Relationship between alpha subunit ligand occupancy and beta subunit autophosphorylation in insulin/insulin-like growth factor-1 hybrid receptors

Abstract

Insulin receptor beta subunit autophosphorylation occurs in an intramolecular trans-reaction in which one beta subunit phosphorylates the adjacent beta subunit within an alpha 2 beta 2 holoreceptor complex (Frattali, A. L., Treadway, J. L., and Pessin, J. E. (1992) J. Biol. Chem. 267, 19521-19528). To determine the spatial relationship between alpha subunit occupancy and beta subunit autophosphorylation, the vaccinia virus/bacteriophage T7 transient expression system was used to generate insulin/insulin-like growth factor (IGF)-1 hybrid receptors. The extent of hybrid receptor formation was proportional to the molar ratio of the insulin and IGF-1 receptor expression plasmids used for transfection of cultured fibroblasts.
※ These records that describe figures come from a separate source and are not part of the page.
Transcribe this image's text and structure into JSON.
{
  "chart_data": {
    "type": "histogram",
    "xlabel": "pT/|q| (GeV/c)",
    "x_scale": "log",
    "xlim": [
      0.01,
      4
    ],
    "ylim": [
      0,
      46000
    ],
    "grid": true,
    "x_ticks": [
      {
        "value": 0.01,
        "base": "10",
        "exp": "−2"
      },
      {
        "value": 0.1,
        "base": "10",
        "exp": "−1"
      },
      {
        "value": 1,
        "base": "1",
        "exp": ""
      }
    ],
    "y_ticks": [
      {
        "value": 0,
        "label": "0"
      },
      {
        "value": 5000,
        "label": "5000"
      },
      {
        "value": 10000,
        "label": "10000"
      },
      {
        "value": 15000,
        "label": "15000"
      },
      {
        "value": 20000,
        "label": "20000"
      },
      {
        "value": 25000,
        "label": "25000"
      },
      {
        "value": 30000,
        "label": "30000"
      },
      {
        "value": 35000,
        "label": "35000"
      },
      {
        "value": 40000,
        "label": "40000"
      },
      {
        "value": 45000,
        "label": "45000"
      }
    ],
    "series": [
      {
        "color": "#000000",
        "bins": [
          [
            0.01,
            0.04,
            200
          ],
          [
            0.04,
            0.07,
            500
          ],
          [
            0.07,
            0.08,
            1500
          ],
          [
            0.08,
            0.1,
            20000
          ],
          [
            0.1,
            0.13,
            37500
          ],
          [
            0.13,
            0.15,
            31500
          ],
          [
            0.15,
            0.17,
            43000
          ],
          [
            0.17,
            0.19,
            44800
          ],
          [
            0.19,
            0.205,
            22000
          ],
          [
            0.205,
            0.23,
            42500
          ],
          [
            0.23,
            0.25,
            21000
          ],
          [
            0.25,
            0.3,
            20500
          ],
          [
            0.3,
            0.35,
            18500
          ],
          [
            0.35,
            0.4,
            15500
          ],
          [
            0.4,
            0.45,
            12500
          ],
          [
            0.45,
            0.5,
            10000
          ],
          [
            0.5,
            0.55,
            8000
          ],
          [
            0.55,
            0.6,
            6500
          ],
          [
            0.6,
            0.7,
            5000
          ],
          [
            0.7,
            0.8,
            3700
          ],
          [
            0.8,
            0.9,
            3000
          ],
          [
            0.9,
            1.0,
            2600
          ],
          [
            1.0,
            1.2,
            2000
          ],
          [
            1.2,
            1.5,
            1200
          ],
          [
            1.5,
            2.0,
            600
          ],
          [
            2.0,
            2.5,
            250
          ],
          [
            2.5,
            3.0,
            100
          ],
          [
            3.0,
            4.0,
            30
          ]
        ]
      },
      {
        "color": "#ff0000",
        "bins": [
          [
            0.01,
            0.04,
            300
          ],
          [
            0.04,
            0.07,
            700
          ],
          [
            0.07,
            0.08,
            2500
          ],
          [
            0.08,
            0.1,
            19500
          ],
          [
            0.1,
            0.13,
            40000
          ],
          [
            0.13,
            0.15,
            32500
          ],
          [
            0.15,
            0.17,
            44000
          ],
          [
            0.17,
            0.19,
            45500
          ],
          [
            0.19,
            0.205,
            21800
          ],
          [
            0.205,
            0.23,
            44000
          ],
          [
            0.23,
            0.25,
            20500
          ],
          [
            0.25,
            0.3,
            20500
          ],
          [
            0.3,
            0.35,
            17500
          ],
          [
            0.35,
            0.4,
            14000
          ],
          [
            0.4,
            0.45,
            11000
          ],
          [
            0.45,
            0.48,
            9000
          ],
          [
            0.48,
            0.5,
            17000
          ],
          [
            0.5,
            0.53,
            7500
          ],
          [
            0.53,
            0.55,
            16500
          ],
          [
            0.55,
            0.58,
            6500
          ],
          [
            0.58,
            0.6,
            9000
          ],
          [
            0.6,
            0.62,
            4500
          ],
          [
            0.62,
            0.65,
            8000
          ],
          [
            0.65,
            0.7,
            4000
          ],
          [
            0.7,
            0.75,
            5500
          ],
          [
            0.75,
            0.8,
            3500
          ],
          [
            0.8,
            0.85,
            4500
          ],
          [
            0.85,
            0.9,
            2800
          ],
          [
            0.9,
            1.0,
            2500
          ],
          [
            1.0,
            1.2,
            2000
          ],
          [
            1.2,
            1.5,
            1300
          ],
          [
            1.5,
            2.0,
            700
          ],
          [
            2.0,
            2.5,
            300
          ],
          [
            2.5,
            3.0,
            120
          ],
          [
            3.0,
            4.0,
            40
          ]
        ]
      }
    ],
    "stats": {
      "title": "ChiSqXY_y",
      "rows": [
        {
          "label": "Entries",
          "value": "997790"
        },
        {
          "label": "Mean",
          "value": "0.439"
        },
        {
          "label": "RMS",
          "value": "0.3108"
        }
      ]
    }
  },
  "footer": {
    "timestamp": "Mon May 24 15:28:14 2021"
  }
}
Insulin/IGF-1 hybrid receptors displayed high affinity binding for insulin and IGF-1 similar to that observed for homotypic insulin and IGF-1 receptors, respectively. As expected, insulin poorly competed for 125I-IGF-1 binding to the insulin/IGF-1 hybrid receptors compared with IGF-1. IGF-1, however, competed more efficiently than insulin for 125I-insulin binding, indicating interactions between the alpha subunit binding sites. Furthermore, insulin or IGF-1 stimulated the autophosphorylation of both beta subunits within wild type insulin/IGF-1 hybrid receptors. Ligand-stimulated autophosphorylation of two different mutant/wild type insulin/IGF-1 hybrid receptors also resulted in the labeling of each beta subunit independent of which alpha subunit was occupied with ligand. These data demonstrate that insulin/IGF-1 hybrid receptors bind both ligands with high affinity and that occupancy of either alpha subunit results in a series of intramolecular trans-autophosphorylation reactions between beta subunits.